Case ID: ad2d_22/html/0803-01.html
Source: Caselaw Access Project
Author: {"author": "", "license": "Public Domain", "url": "https://static.case.law/"}
Date Created: 2024-08-24T03:29:51.129683

In the Matter of Jacob A. Voice, Deceased. Martha V. Bartos et al., as Committee of Cecile V. Tolstoi, an Incompetent, Appellants; Sidney P. Voice et al., Respondents.

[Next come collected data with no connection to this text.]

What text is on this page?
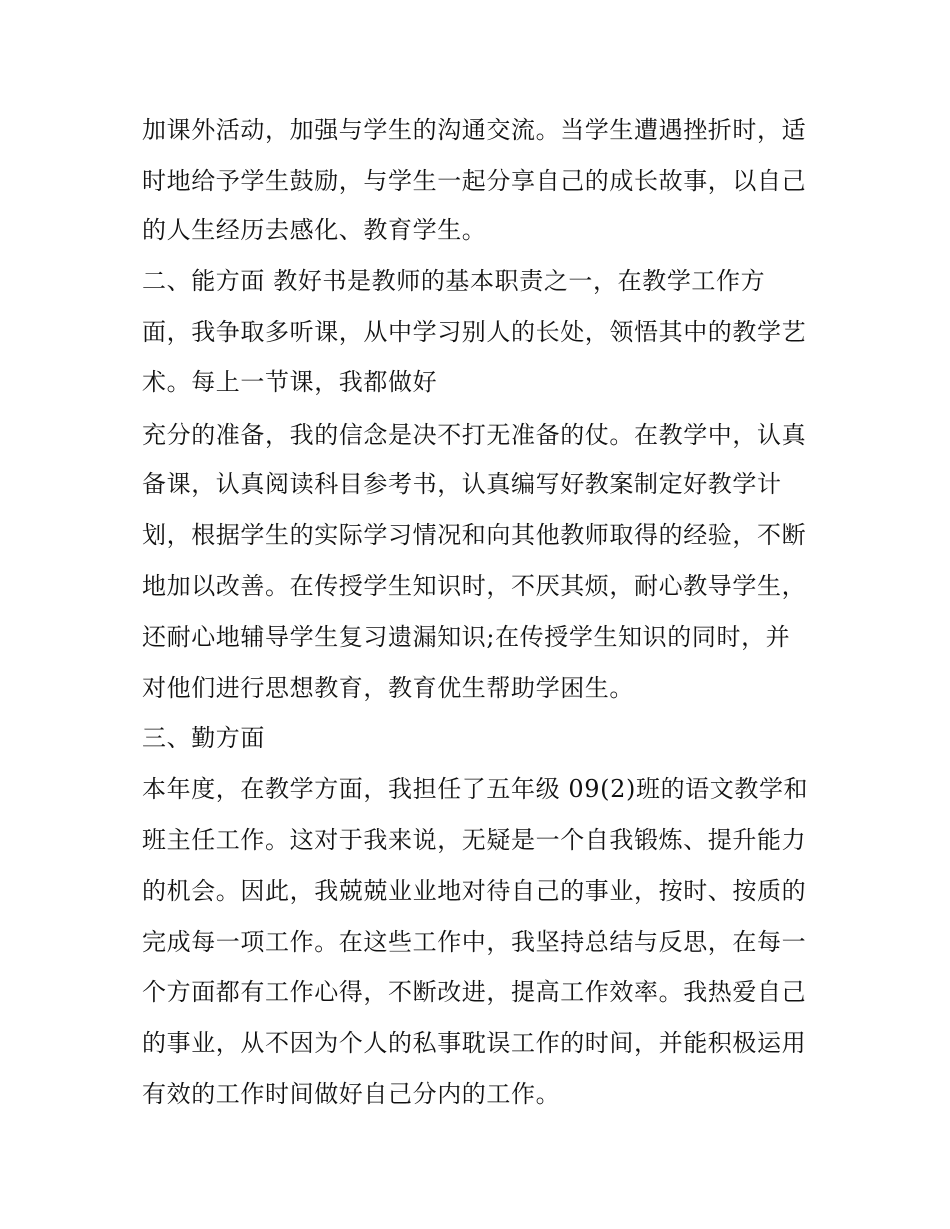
加课外活动，加强与学生的沟通交流。当学生遭遇挫折时，适
时地给予学生鼓励，与学生一起分享自己的成长故事，以自己
的人生经历去感化、教育学生。
二、能方面 教好书是教师的基本职责之一，在教学工作方
面，我争取多听课，从中学习别人的长处，领悟其中的教学艺
术。每上一节课，我都做好
充分的准备，我的信念是决不打无准备的仗。在教学中，认真
备课，认真阅读科目参考书，认真编写好教案制定好教学计
划，根据学生的实际学习情况和向其他教师取得的经验，不断
地加以改善。在传授学生知识时，不厌其烦，耐心教导学生，
还耐心地辅导学生复习遗漏知识;在传授学生知识的同时，并
对他们进行思想教育，教育优生帮助学困生。
三、勤方面
本年度，在教学方面，我担任了五年级 09(2)班的语文教学和
班主任工作。这对于我来说，无疑是一个自我锻炼、提升能力
的机会。因此，我兢兢业业地对待自己的事业，按时、按质的
完成每一项工作。在这些工作中，我坚持总结与反思，在每一
个方面都有工作心得，不断改进，提高工作效率。我热爱自己
的事业，从不因为个人的私事耽误工作的时间，并能积极运用
有效的工作时间做好自己分内的工作。
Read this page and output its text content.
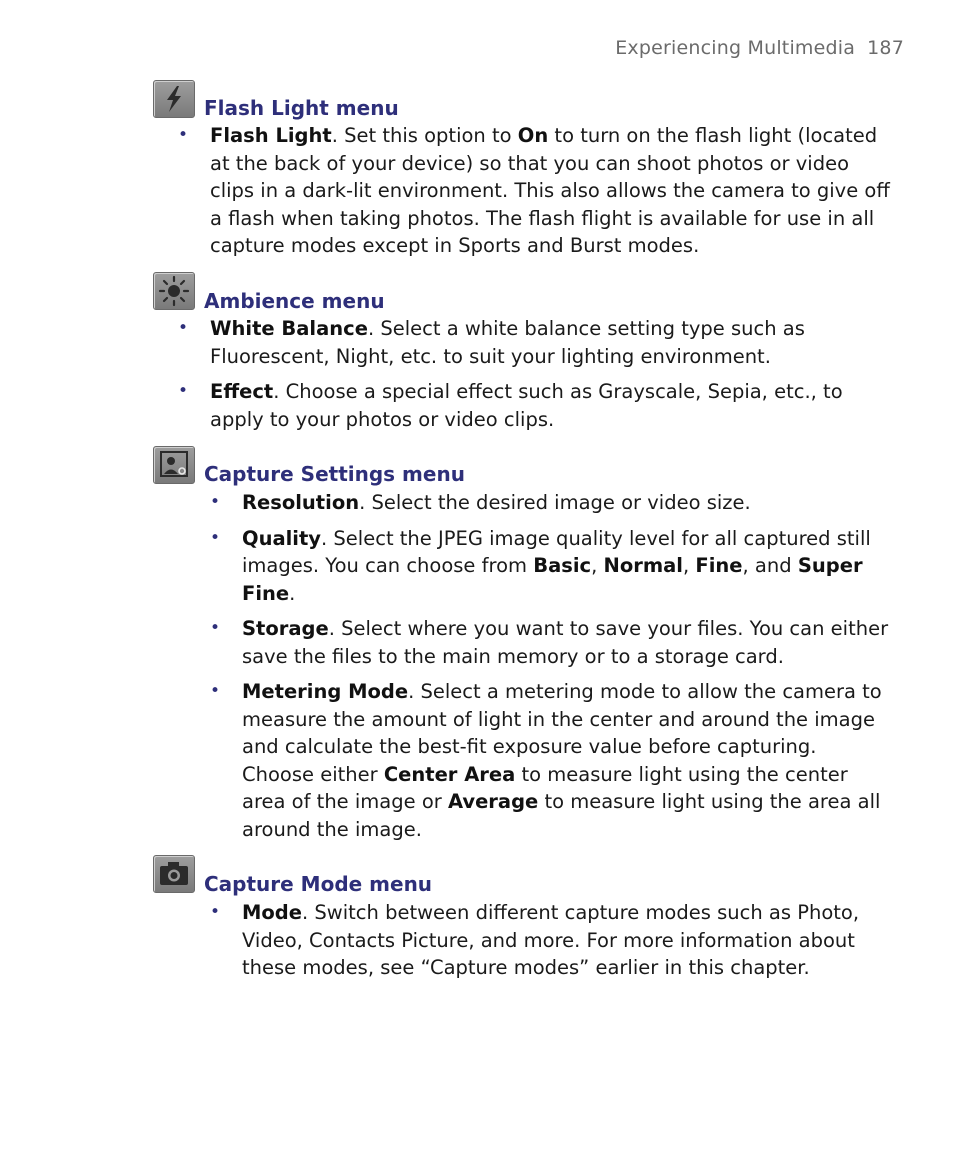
Experiencing Multimedia 187
Flash Light menu
• Flash Light. Set this option to On to turn on the flash light (located at the back of your device) so that you can shoot photos or video clips in a dark-lit environment. This also allows the camera to give off a flash when taking photos. The flash flight is available for use in all capture modes except in Sports and Burst modes.
Ambience menu
• White Balance. Select a white balance setting type such as Fluorescent, Night, etc. to suit your lighting environment.
• Effect. Choose a special effect such as Grayscale, Sepia, etc., to apply to your photos or video clips.
Capture Settings menu
• Resolution. Select the desired image or video size.
• Quality. Select the JPEG image quality level for all captured still images. You can choose from Basic, Normal, Fine, and Super Fine.
• Storage. Select where you want to save your files. You can either save the files to the main memory or to a storage card.
• Metering Mode. Select a metering mode to allow the camera to measure the amount of light in the center and around the image and calculate the best-fit exposure value before capturing. Choose either Center Area to measure light using the center area of the image or Average to measure light using the area all around the image.
Capture Mode menu
• Mode. Switch between different capture modes such as Photo, Video, Contacts Picture, and more. For more information about these modes, see “Capture modes” earlier in this chapter.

   In a proceeding to judicially settle the account of the executors of decedent’s estate, in which a final decree had been entered November 19, 1945 settling the account, the committee of Cecile V. Tolstoi (one of the testator’s daughters who on May 16, 1956 had -been adjudicated an incompetent person) appeals from an order of the Surrogate’s Court, Nassau County, made February 24, 1964 on reargument, which adhered to the court’s original determination made after a hearing, and which denied the committee’s motion to vacate the said decree of November 19, 1945 insofar as it affects the interests of the incompetent. Order affirmed, without costs. The motion to vacate was made on the ground that at the time of her execution (on July 31, 1945) of a waiver of citation in said proceeding, the said Cecile V. Tolstoi was of unsound mind. In our opinion, the committee failed to sustain the burden of proof to show, within the meaning of the statute (Surrogate’s Ct. Act, § 64), that said Cecile V. Tolstoi, now an adjudicated incompetent, was mentally incapable adequately to protect her rights on July 31, 1945, when she executed a waiver of citation and consent to the settlement of the executors’ account. Nor is there evidence to show that the execution or delivery of the document in question was obtained by a direct transaction between the fiduciaries and the said Cecile V. Tolstoi. The proof shows that on July 31, 1945 her mental condition was substantially different from her mental condition on April 3, 1952, the date of the judicial settlement of the trustees’ intermediate account, which the Surrogate has since reopened for further proceedings insofar as that decree affects the incompetent’s interests. (For decisions on three companion appeals see 22 A D 2d 855.) Beldock, P. J., Ughetta, Kleinfeld, Brennan and Hopkins, JJ., concur.